Em nosso país a situação também se agravou. Apenas em 2020, em meio à crise sanitária, Jair Bolsonaro emitiu 1.682 declarações falsas ou enganosas, uma média de 4,3 por dia, contribuindo para o aumento dos casos de contaminação da doença, de óbitos e causando uma crise de informação no Brasil. No ano anterior, foram cerca de 500 declarações do tipo. O Brasil teve um declino significativo de 2010 para 2020 de -36 pontos. Maior até do que o das Filipinas que foram de -28 pontos.
Na América Latina, a pontuação regional atingiu em 2020 o nível mais baixo em uma década: 64 pontos.
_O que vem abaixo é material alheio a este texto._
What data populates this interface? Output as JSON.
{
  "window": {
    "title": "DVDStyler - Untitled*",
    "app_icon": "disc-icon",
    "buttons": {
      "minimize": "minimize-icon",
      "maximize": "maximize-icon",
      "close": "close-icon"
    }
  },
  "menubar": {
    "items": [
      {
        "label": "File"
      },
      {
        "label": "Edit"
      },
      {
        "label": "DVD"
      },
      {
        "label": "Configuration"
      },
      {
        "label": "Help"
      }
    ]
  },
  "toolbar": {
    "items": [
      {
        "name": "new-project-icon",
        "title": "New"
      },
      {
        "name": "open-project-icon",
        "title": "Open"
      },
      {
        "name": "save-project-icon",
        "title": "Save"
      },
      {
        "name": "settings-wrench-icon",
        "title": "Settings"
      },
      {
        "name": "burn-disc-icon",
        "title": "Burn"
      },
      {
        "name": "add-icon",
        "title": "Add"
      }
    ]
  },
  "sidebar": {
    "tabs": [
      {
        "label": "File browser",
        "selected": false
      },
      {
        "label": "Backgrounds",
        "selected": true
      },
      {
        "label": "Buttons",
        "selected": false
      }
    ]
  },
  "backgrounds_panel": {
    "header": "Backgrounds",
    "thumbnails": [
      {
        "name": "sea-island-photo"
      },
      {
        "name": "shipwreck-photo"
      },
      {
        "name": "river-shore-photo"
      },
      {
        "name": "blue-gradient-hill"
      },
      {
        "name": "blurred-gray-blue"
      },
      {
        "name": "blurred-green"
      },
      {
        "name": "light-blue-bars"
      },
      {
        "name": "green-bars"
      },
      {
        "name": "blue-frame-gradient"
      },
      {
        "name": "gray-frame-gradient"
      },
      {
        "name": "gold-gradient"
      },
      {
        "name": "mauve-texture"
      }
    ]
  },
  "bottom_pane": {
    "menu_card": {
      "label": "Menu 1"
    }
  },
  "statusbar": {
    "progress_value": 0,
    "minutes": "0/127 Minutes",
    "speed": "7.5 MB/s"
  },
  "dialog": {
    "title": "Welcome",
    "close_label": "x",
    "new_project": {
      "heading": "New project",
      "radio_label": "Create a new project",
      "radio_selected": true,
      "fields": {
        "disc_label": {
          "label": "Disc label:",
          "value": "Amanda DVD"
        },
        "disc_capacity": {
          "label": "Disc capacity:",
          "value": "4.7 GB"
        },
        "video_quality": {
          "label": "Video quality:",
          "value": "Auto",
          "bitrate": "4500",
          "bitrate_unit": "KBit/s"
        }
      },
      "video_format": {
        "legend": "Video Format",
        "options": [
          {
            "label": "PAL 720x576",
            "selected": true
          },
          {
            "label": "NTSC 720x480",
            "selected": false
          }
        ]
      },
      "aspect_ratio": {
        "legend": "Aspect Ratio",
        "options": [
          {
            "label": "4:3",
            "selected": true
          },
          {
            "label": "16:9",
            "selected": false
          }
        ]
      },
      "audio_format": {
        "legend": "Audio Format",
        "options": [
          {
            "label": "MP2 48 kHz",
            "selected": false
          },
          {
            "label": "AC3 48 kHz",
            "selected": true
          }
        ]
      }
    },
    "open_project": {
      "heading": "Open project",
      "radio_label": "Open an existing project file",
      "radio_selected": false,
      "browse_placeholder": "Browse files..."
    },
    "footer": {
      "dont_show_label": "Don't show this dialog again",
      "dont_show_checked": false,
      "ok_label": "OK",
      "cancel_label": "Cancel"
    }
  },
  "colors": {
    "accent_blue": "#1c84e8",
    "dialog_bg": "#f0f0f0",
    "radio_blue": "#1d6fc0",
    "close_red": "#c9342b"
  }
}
Assim como no Brasil, o relatório mostra que os ambientes de informação foram saturados pela negação de evidências científicas, aumentando ainda mais a desinformação em torno da pandemia.
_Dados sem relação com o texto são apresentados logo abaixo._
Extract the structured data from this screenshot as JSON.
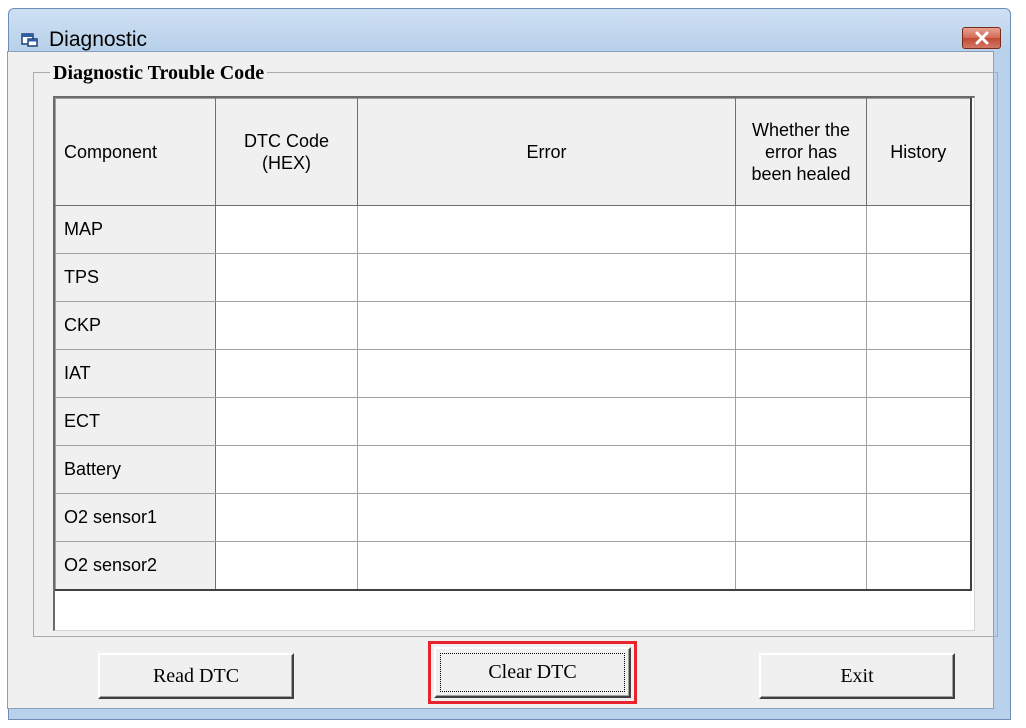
{
  "window": {
    "title": "Diagnostic",
    "icon": "app-window-icon",
    "close_icon": "close-x-icon",
    "close_color": "#c9503a"
  },
  "groupbox": {
    "label": "Diagnostic Trouble Code"
  },
  "table": {
    "columns": [
      "Component",
      "DTC Code\n(HEX)",
      "Error",
      "Whether the\nerror has\nbeen healed",
      "History"
    ],
    "rows": [
      {
        "component": "MAP",
        "dtc_code": "",
        "error": "",
        "healed": "",
        "history": ""
      },
      {
        "component": "TPS",
        "dtc_code": "",
        "error": "",
        "healed": "",
        "history": ""
      },
      {
        "component": "CKP",
        "dtc_code": "",
        "error": "",
        "healed": "",
        "history": ""
      },
      {
        "component": "IAT",
        "dtc_code": "",
        "error": "",
        "healed": "",
        "history": ""
      },
      {
        "component": "ECT",
        "dtc_code": "",
        "error": "",
        "healed": "",
        "history": ""
      },
      {
        "component": "Battery",
        "dtc_code": "",
        "error": "",
        "healed": "",
        "history": ""
      },
      {
        "component": "O2 sensor1",
        "dtc_code": "",
        "error": "",
        "healed": "",
        "history": ""
      },
      {
        "component": "O2 sensor2",
        "dtc_code": "",
        "error": "",
        "healed": "",
        "history": ""
      }
    ]
  },
  "buttons": {
    "read": "Read DTC",
    "clear": "Clear DTC",
    "exit": "Exit"
  },
  "colors": {
    "highlight": "#e8232b",
    "title_gradient_top": "#cfe0f3",
    "face": "#f0f0f0"
  }
}
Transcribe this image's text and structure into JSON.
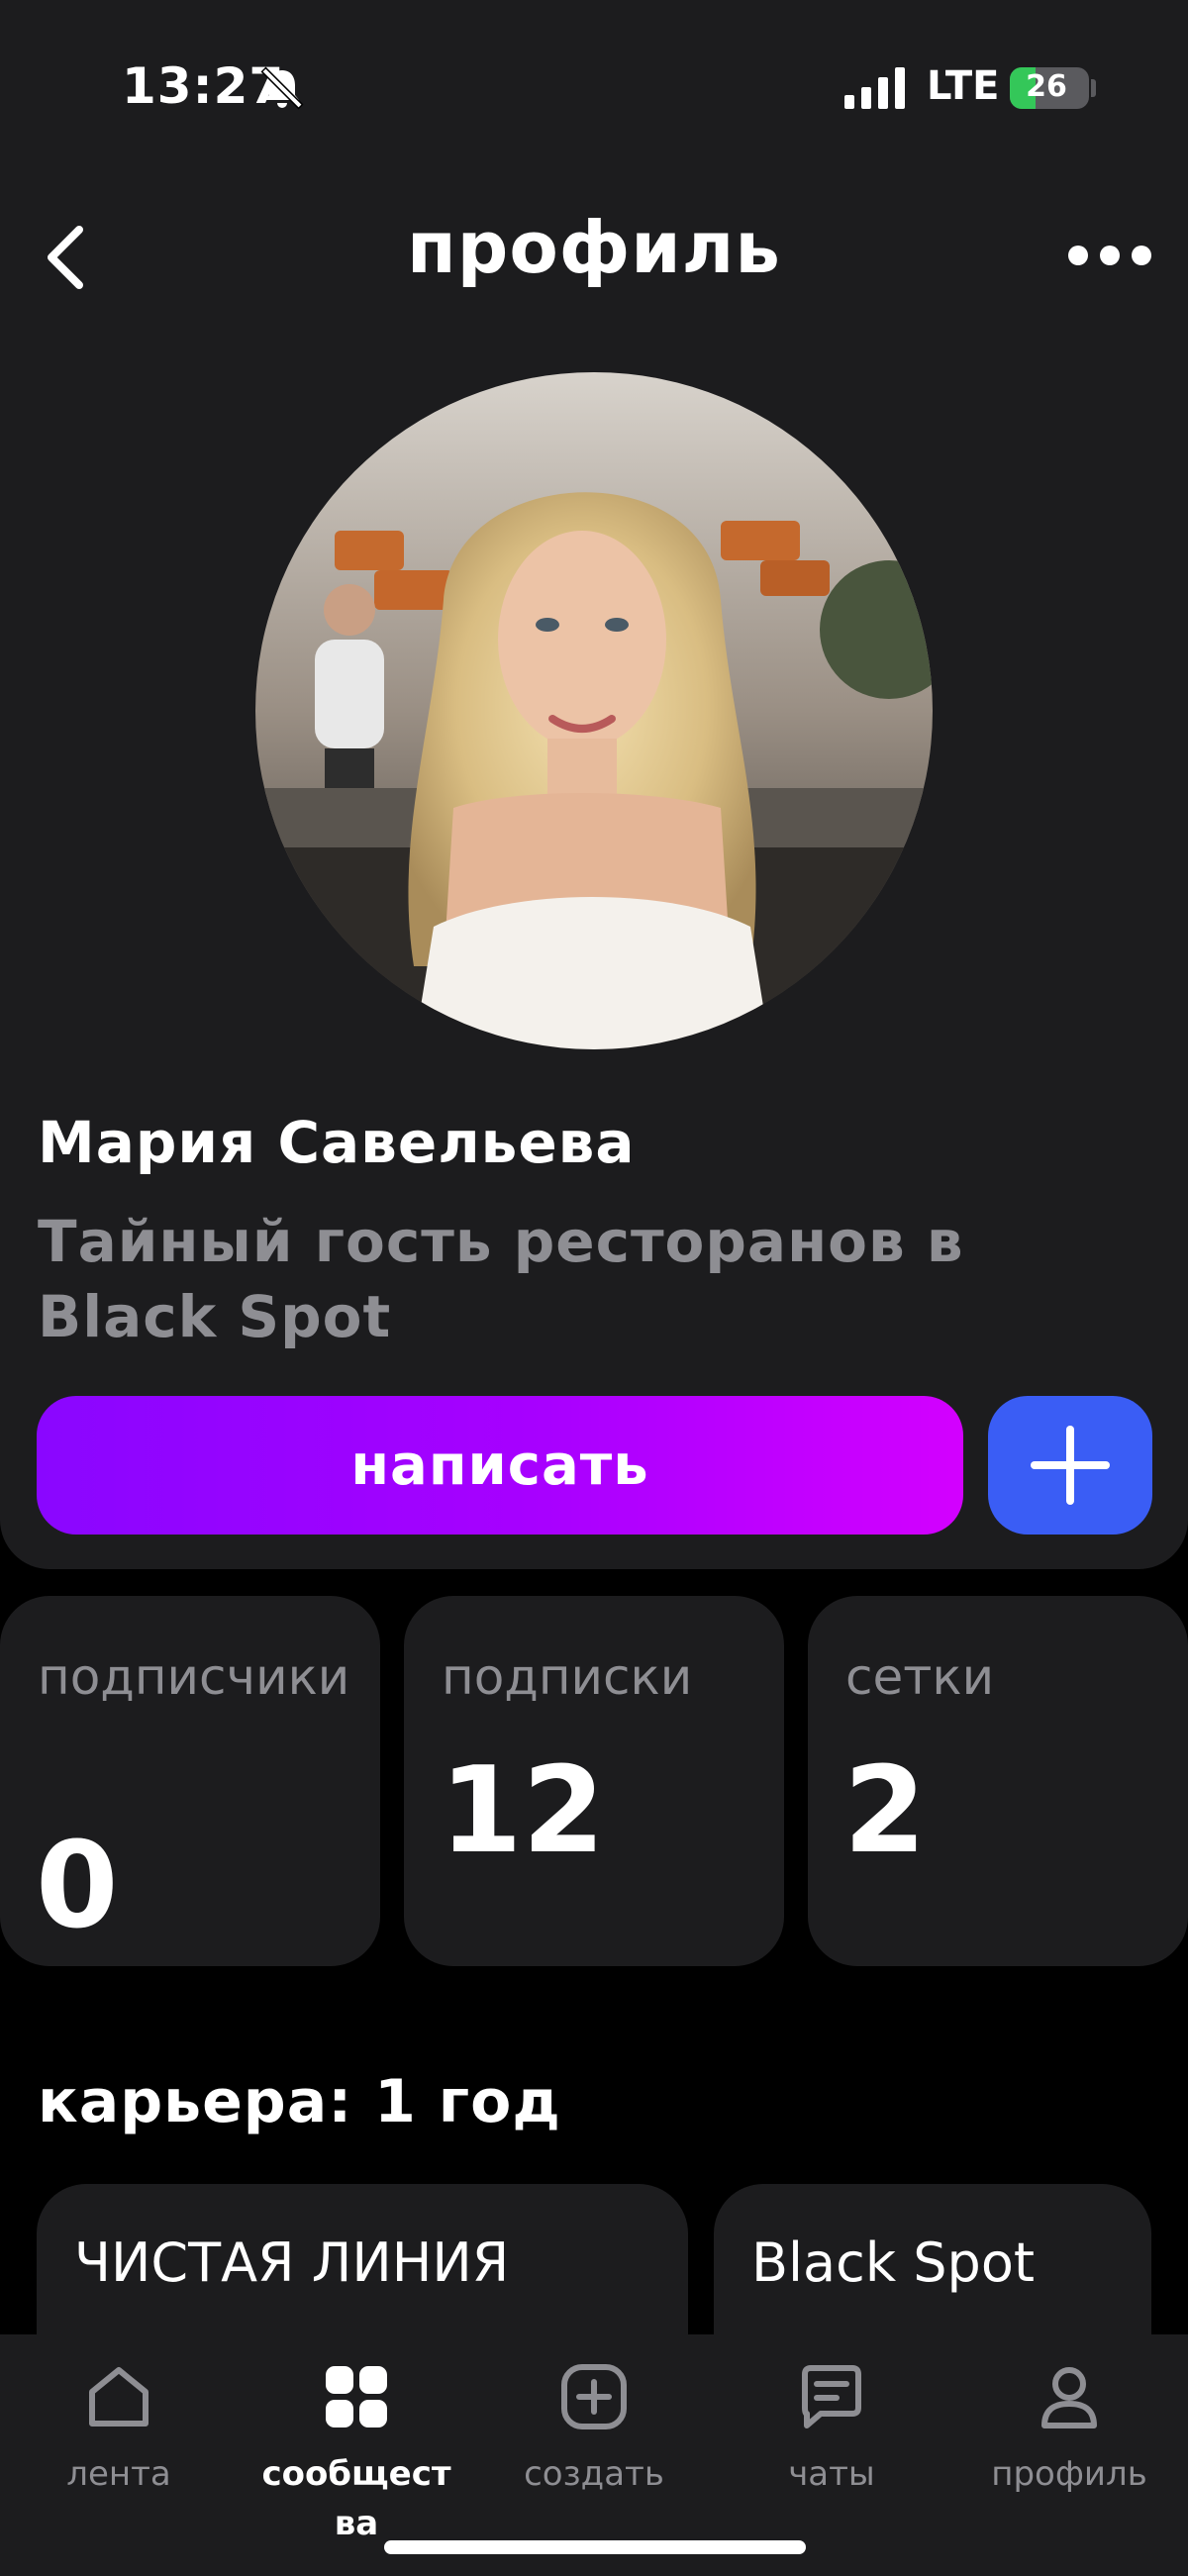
{
  "status_bar": {
    "time": "13:27",
    "network": "LTE",
    "battery_percent": "26"
  },
  "header": {
    "title": "профиль"
  },
  "profile": {
    "name": "Мария Савельева",
    "role": "Тайный гость ресторанов в Black Spot",
    "write_button": "написать"
  },
  "stats": [
    {
      "label": "подписчики",
      "value": "0"
    },
    {
      "label": "подписки",
      "value": "12"
    },
    {
      "label": "сетки",
      "value": "2"
    }
  ],
  "career": {
    "title": "карьера: 1 год",
    "places": [
      "ЧИСТАЯ ЛИНИЯ",
      "Black Spot"
    ]
  },
  "tabbar": {
    "items": [
      {
        "label": "лента",
        "icon": "home-icon"
      },
      {
        "label": "сообщества",
        "icon": "communities-icon",
        "active": true
      },
      {
        "label": "создать",
        "icon": "plus-square-icon"
      },
      {
        "label": "чаты",
        "icon": "chat-icon"
      },
      {
        "label": "профиль",
        "icon": "user-icon"
      }
    ]
  },
  "colors": {
    "accent_gradient_start": "#8a06ff",
    "accent_gradient_end": "#d300ff",
    "add_button": "#3a5df5",
    "background": "#000000",
    "card": "#1c1c1e"
  }
}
Além disso, ao todo, foram registrados 264 assassinatos de defensores dos direitos humanos em 2020 na América Latina, sendo a maioria ligada a defensores de direitos indígenas e à terra.
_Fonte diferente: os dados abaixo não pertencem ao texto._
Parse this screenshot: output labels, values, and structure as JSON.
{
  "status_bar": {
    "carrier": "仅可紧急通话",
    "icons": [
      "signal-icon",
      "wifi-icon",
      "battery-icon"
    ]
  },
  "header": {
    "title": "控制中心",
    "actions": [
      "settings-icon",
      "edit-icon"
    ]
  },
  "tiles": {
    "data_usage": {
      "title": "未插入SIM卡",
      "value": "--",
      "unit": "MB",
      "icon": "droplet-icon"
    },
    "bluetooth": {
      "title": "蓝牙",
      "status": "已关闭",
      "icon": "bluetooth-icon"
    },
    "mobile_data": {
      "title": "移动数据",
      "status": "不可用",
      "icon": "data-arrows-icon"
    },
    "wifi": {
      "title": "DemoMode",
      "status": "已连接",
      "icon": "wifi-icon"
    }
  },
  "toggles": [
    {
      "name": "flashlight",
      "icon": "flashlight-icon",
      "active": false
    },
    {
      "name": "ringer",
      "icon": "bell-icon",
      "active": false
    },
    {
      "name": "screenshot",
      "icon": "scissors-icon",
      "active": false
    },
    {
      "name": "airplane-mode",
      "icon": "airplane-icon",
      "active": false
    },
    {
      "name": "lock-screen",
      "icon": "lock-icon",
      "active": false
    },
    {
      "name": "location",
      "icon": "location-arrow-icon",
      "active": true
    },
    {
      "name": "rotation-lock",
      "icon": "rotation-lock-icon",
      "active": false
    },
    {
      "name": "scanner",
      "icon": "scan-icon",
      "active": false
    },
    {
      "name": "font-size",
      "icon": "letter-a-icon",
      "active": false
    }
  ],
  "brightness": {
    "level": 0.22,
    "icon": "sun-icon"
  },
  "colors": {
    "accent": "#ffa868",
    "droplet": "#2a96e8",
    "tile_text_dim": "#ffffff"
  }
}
Governos usaram a pandemia como cortina de fumaça
Os direitos de expressão e informação forma altamente impactados pela pandemia. Algumas restrições aos direitos humanos foram necessárias por motivos de saúde pública — mas muitos governos usaram a pandemia como uma cortina de fumaça.
No Brasil, a insistência em desacreditar a mídia e as normas de saúde para controle, muitas vezes foram estratégias para esconder problemas de gestão e escândalos. Muitos governos, como o nosso no Brasil, pareceram mais interessados em controlar a narrativa do que em controlar o próprio vírus.
Dois terços dos países impuseram restrições à mídia em resposta à pandemia. Em 2020, 62 jornalistas foram mortos e houve um número recorde de prisões (274). Jornalistas, blogueiros e denunciantes foram presos (muitas vezes de forma arbitrária), detidos e processados por criticar as respostas dos governos à COVID-19.
A maior parte dessa violência e assédio aconteceu em um contexto de total impunidade. A maioria dos assassinatos de jornalistas nem chega às manchetes da mídia internacional. Além disso, o estudo mostra que o vírus também representou um novo risco para jornalistas: a própria infecção pela COVID-19. Muitos não receberam proteção adequada.
Por tudo isso, o fato de dois jornalistas receberem o Nobel da Paz demonstra o reconhecimento a grande importância que imprensa teve nesse cenário global no combate ao vírus da desinformação.